A rural hospital in northwest Georgia, burdened by a heavy debt load and large financial losses, is set to close Dec. 4.

Hutcheson Medical Center in Fort Oglethorpe would be the fifth rural Georgia hospital to shut its doors since 2013.

Hutcheson Medical Center
Hutcheson Medical Center

A bankruptcy court judge issued the order for the closure this week, the Chattanooga Times Free Press reported.

Hospital employees were told of the closing date on Thursday, according to the Walker County Messenger/Catoosa County News.

The Hutcheson CEO, Farrell Hayes, declined comment Friday on the closure, referring GHN to the trustee appointed by a bankruptcy court judge to oversee hospital operations during its Chapter 11 reorganization. Trustee Ron Glass could not be reached for comment.

Hayes said Hutcheson has roughly 500 employees. It’s licensed for 179 beds, but industry officials say that it has only a small number of patients.

The nonprofit hospital recently laid off 58 employees and shut down its intensive care unit and other services, leaving just the emergency room and a few other units still functioning.

Walker County
Walker County

Jimmy Lewis, CEO of Hometown Health, an association of rural hospitals in the state, said Friday that the Hutcheson closure ‘’is a huge economic development event.’’ When a community loses a hospital, he noted, it  becomes much harder to attract and retain businesses.

Hutcheson serves the northwest Georgia counties of Catoosa, Dade and Walker. In March 2014, the hospital said it employed about 900 employees and had an economic impact amounting to over $29 million in annual payroll.

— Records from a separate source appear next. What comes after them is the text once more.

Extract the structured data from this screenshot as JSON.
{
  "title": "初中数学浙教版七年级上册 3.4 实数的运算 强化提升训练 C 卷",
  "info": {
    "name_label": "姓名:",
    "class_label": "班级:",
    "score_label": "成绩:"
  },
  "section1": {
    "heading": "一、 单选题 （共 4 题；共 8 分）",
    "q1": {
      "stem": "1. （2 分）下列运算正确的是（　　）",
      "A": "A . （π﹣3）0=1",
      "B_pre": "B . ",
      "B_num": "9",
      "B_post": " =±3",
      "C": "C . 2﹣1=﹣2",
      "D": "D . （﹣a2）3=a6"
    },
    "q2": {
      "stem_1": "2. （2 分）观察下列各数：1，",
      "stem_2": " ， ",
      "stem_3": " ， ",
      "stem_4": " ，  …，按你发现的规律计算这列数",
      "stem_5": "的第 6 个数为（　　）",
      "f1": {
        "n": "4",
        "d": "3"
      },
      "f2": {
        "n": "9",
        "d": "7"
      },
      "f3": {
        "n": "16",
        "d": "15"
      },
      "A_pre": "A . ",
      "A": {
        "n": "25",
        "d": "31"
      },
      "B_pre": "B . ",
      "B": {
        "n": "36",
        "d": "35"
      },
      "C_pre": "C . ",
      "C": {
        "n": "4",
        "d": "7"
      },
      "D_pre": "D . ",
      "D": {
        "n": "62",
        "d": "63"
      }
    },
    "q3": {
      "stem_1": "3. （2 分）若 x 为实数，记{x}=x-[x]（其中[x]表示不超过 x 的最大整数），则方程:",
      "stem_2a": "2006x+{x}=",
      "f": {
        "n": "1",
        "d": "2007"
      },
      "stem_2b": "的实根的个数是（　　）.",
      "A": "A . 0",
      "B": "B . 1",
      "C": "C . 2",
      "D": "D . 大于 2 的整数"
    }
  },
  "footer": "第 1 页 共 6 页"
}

“This industry is an extremely complex, changing industry that requires a new mind set and transformation,’’ Lewis said. “If they don’t do it, they close.

“There’s definitely the potential for more closures.”

Hospital industry officials say Georgia’s decision not to expand Medicaid under the Affordable Care Act has hurt rural health care. Hospitals in rural areas tend to treat many uninsured people, incurring heavy losses. If more low-income residents were covered by Medicaid, these hospitals would be guaranteed more revenue.

Gov. Nathan Deal and legislative leaders have so far stood resolutely against Medicaid expansion, saying it would be too costly for the state. Deal has sought to address the plight of struggling hospitals, pursuing a rural hospital stabilization project involving extra funding for four areas of the state.

Lewis said Hutcheson patients won’t be as badly inconvenienced as people in other rural areas losing hospitals, because of Fort Oglethorpe’s proximity to Chattanooga. The Tennessee city is nine miles away.

The Fort Oglethorpe hospital has been under Chapter 11 bankruptcy protection since November 2014. It owed about $80 million at the time of the filing, the Times Free Press reported.

Three years earlier, with large financial losses, the hospital was on the brink of a shutdown, but a management agreement with Erlanger Health System, based in Chattanooga, kept it open. Erlanger sank $20 million into Hutcheson during that management period.

Erlanger later filed suit to retrieve that amount, plus interest and other charges. An expensive lawsuit between Erlanger and Hutcheson is currently on hold.

Hutcheson is close to selling its nursing home, which would allow its residents to remain where they are.

Maybrook Healthcare has offered to buy the nursing home for $7.2 million, according to the Times Free Press.